A Trieste l’embargo russo fa saltare i primi posti di lavoro

TRIESTE L’allarme parte da Filt Cgil. È il segretario della categoria, Renato Kneipp, a sollevare un tipico problema che rischierebbe di finire sotto l’ampio tappeto del silenzio o della sottovalutazione. Tra gli innumerevoli rivoli della crisi economica ce n’è uno specifico che riguarda gli scambi commerciali con i paesi dell’ex Unione Sovietica, in particolare Russia e Ucraina.
Ebbene, il combinato disposto delle tensioni russo-ucraine e delle relative sanzioni nei confronti di Mosca si riverbera negativamente anche sulla realtà imprenditoriale triestina, impegnata sul versante europeo-orientale soprattutto con le case di spedizione. «Già quattro aziende, che abbiamo seguito a livello sindacale - racconta Kneipp - hanno attivato la Cassa integrazione in deroga, che ha coinvolto una quindicina di dipendenti. Ma pensiamo che, al di là di questi numeri “ufficiali”, ci siano molte situazioni di diminuzione del personale, regolate, per esempio, con una contrazione delle ore lavorative».
E anche la Cig in deroga - riprende l’esponente cigiellino - è una soluzione assai precaria, perchè nel corso del 2016 sarà possibile solo per un periodo di tre mesi. Quindi, dice Kneipp, se non interviene una soluzione politica tale da normalizzare le relazioni commerciali tra Unione Europea e Russia, la situazione occupazionale nel comparto delle spedizioni è destinata a deteriorarsi.
Negli anni precedenti a queste tensioni internazionali - riprende Kneipp - un certo numero di persone, proveniente dall’area ex sovietica, si trasferì a Trieste, per lavorare all’interno di aziende che operavano proprio con i Paesi “eredi”. Ma adesso, in presenza di un sensibile calo di lavoro, quelle assunzioni hanno prospettive incerte. «Il problema - spiega Michele Colombo, titolare della Sts Service - è che i russi, colpiti dall’embargo di prodotti alimentari, per ritorsione non comprano altro. Anche loro non se la passano bene: abbassamento del prezzo del petrolio, svalutazione del rublo ... Qualche spiraglio interessante viene dal Kazakistan, vedremo. Ma intanto crisi ucraina ed embargo hanno dimezzato i nostri rapporti con l’area ex Urss. Per ora nessun licenziamento, teniamo duro e contiamo su un disgelo delle tensioni nello scacchiere russo-ucraino».

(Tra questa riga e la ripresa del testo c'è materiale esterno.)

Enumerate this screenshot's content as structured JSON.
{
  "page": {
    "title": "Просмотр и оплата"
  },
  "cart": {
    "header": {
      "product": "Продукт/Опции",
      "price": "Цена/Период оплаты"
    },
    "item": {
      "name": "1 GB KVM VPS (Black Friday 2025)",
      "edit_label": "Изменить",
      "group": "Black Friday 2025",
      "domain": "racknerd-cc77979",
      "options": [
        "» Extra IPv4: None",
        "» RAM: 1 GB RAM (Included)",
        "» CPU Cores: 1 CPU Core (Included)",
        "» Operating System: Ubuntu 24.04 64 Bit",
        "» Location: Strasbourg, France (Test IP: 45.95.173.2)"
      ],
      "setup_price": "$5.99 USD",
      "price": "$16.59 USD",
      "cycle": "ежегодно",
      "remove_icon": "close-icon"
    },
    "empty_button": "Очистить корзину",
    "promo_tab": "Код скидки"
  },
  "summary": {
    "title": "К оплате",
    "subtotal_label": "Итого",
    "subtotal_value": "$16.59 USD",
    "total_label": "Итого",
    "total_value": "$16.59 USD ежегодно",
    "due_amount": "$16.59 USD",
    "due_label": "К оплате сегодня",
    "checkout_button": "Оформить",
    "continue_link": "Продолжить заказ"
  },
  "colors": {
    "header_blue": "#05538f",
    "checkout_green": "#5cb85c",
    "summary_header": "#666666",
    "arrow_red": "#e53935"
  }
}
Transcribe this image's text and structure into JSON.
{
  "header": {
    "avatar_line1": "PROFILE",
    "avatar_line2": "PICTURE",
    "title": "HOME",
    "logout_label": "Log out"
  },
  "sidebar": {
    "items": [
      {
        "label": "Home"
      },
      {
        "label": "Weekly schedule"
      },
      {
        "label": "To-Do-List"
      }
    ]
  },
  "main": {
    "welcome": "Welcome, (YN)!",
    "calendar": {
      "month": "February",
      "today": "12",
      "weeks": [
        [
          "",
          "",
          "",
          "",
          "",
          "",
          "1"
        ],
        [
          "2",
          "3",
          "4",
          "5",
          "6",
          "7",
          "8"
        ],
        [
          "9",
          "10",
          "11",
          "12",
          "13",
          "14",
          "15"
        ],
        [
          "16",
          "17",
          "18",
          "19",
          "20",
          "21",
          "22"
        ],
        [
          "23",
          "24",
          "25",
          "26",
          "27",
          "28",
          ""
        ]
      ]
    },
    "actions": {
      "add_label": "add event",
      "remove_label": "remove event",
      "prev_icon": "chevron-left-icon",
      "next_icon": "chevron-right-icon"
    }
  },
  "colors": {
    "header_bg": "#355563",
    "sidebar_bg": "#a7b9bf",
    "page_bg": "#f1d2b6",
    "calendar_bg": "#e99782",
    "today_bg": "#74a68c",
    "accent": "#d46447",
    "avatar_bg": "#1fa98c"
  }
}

Nevio Bole, spedizioniere doganale, conferma le difficoltà sulla direttrice russo-ucraina, difficoltà che in regione coinvolgono anche l’autoporto di Gorizia e il distretto dei mobilieri pordenonesi che aveva tessuto buone relazioni in zona.
Un osservatorio privilegiato come l’Autoporto di Fernetti conferma queste preoccupazioni geo-economiche. Il direttore Oliviero Petz guarda le statistiche camionistiche, ripartite su due grandi voci, una per i vettori turchi in forte aumento, una dedicata indistintamente agli operatori “altri”. Ma sotto l’anodina definizione “altri” sono in gran parte classificati i transiti da/per l’area ex Urss: la flessione è risultata dell’8,20% tra il 2013 e il 2014 e di un ulteriore 4% tra il 2014 e il 2015. Una flessione che, tradotta in Tir, significa circa 16 mila passaggi in meno nell’arco temporale considerato. I mezzi registrati erano 134.557 nel 2013, erano 118.615 nel 2015. Meno pratiche doganali da espletare, meno magazzino di prodotti avviati verso il mercato russo.